Dans notre section sur les Résultats des entrevues, nous avons indiqué que les détenues n'utilisent pas la procédure de règlement des plaintes et des griefs de la même manière et aussi fréquemment que les détenus masculins. Ce résultat concorde avec de nombreux examens du SCC et avec les résultats dont nous avons rendu compte dans nos deux derniers rapports. Les délinquantes ont tendance à déposer des plaintes devant le Bureau de l'enquêteur correctionnel plutôt qu'à utiliser la procédure de règlement des plaintes et des griefs du SCC.

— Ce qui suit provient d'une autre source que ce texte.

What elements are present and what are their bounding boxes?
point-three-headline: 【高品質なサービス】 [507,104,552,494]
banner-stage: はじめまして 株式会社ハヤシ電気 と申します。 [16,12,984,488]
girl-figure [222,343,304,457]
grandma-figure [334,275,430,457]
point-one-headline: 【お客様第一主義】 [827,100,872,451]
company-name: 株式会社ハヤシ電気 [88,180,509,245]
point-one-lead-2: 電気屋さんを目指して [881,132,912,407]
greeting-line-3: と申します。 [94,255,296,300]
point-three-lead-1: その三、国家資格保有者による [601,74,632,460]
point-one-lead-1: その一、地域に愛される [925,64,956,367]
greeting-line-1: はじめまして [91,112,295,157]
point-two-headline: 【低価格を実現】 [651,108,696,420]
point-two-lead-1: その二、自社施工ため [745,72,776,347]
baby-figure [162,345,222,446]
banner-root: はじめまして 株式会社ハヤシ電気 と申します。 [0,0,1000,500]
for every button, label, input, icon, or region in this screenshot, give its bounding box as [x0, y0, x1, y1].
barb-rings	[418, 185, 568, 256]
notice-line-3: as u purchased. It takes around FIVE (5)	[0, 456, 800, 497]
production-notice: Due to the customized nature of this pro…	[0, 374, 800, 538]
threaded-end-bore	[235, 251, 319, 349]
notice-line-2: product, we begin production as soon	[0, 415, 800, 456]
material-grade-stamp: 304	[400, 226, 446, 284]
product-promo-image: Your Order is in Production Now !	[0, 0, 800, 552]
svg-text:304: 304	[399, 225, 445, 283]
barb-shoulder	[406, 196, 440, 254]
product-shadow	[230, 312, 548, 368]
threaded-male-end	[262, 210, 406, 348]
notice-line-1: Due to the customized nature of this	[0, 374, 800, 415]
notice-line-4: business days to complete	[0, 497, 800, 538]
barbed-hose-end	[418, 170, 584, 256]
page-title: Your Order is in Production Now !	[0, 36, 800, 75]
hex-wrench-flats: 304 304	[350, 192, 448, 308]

Dans le cadre de cette procédure, aucune plainte de délinquante n'a jamais été reçue au sujet de la dotation mixte ou de cas d'agression ou de harcèlement sexuels. Après que, dans notre premier rapport annuel, nous ayons recommandé que le SCC ajoute le « harcèlement sexuel » et en fasse une catégorie distincte de plaintes des détenues, ce qui fut fait, on n'a relevé depuis aucune plainte de délinquante liée au harcèlement sexuel. Quelques détenus masculins ont utilisé cette catégorie pour présenter des plaintes ou des griefs contre des membres du personnel féminin. Bien que l'on s'attende en général à ce que les délinquantes utilisent la procédure de présentation de plainte et de griefs lorsqu'elles sont exposées à des actes d'inconduite sexuelle de la part d'un membre du personnel, ce n'est peut-être pas là l'instance appropriée pour l'instruction d'une telle plainte. Nous examinerons la question de manière plus approfondie dans les sections suivantes du présent rapport.

Comme nous l'avons indiqué dans nos entrevues avec les délinquantes et avec le personnel, les délinquantes craignent de faire l'objet de représailles si elles présentent une plainte et elles « n'ont pas confiance dans la procédure ». Beaucoup d'entre elles nourrissent également de graves inquiétudes au sujet de la procédure informelle de règlement des conflits ou des plaintes, dans laquelle on encourage les détenues à régler directement le problème avec le membre du personnel concerné.

De nombreuses délinquantes estiment que ces tentatives de « médiation » ont un caractère coercitif. Le terme « médiation » est en général utilisé pour indiquer la présence d'un tiers neutre, ce qui n'est presque jamais le cas dans le modèle correctionnel. La seule exception est celle du Pavillon de ressourcement où les détenues se sont déclarées satisfaites des cercles utilisés pour résoudre les conflits au niveau local. Habituellement, des Aînés participent à ces cercles afin de faciliter le dialogue au sujet de la plainte en question. Mais dans tous les autres établissements, très peu de répondantes étaient satisfaites de la procédure. Le fait que les « médiateurs » n'ont que peu ou pas de formation dans le domaine du règlement des conflits rend la pratique discutable au mieux et préjudiciable au pire. La médiation directe, ou plutôt, la négociation, ne peut fonctionner que lorsque c'est la détenue qui décide de parler directement au membre du personnel dont elle se plaint à cause du déséquilibre des forces entre les deux parties. Comme il n'y a pas de trace écrite de cette procédure, elle est invisible pour les gens de l'extérieur et nous ne pouvons donc pas faire de commentaire sur la fréquence de son utilisation ni sur le genre de questions pour lesquelles on a tendance à l'employer. Cependant, les recherches dans ce domaine montrent clairement que la pratique de la médiation en milieu carcéral peut donner de bons résultats lorsqu'elle est menée par des personnes compétentes, justes et crédibles, qui n'ont pas d'enjeu immédiat dans l'affaire en cause.